Students need to be taught that in mathematics, they ought not throw the term "contradiction" around casually - it's just plain sloppy. To prove a contradiction one does not merely negate a given statement with a sloppy argument.

>

> Picture it as a debate between two opposing sides if you like. You

> are the judge and need to score each debater and declare a winner.

>

> Resolved: the limit of |360 - v| as the number n of vertexes v on a

> geodesic sphere increases to infinity is 0.

>

> Debater A (affirmative): simple epsilon-delta proof will do the job.

> As we all learned in calculus, if I can give you a small epsilon e

> such that |360 - v| < epsilon, when n (number of vertexes) > delta,

> and if I can show that for any epsilon, no matter how small, a

> corresponding delta might be found, then | 360 - v | < epsilon indeed

> has 0 as its limit as n -> infinity. QED.

>

> Debater B (negation): we know conclusively and without doubt from

> Descartes' Deficit, that |360 - v|, no matter how small, is never 0,

> because the difference, however vanishing, contributes to a total of

> 720 and this number holds constant regardless of your delta or

> epsilon, so I piss on your "proof".

>

> So there's your p & ~p where p = proposition (the resolution).

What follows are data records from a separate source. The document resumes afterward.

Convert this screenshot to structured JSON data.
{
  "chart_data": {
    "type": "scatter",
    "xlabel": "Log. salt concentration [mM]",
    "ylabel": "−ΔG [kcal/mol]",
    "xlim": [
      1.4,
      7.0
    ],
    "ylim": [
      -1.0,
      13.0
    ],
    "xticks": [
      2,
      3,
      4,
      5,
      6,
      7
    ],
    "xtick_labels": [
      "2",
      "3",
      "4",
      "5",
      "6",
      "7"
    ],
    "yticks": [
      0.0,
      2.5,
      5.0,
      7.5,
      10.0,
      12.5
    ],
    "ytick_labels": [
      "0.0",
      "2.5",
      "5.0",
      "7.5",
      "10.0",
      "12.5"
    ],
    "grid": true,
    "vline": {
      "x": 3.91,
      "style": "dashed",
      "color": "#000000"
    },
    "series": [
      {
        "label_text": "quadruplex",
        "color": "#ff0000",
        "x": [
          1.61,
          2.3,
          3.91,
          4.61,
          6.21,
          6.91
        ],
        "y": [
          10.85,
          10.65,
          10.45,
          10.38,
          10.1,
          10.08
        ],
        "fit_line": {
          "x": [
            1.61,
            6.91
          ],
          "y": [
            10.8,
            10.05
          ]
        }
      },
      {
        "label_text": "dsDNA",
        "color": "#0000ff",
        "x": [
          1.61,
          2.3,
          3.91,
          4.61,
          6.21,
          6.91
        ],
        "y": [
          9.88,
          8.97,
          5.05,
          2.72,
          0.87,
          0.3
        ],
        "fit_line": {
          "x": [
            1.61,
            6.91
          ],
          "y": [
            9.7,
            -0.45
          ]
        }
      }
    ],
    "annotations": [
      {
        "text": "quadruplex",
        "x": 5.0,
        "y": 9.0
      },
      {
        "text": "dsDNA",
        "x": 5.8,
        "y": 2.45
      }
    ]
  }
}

Yes, it is true: Merely negating a mathematical result p does result in the form p & ~p.

But so what?

If p is actually a proved statement, a theorem, then person B is simply showing himself or herself to be a fact-denier - and if he or she persists in such fact-denial, to be a crackpot.

The problem is, if a person does not first do the careful work needed to prove that a mathematical result is actually incorrect, then that person's claim that that result is incorrect - along with his or her sloppy argument - shows himself or herself to be mathematically inept and ignorant and a sloppy thinker.

Again: Students need to be taught that in mathematics, they ought not throw the term "contradiction" around casually - it's just plain sloppy. To prove a contradiction one does not merely negate a given statement with a sloppy argument.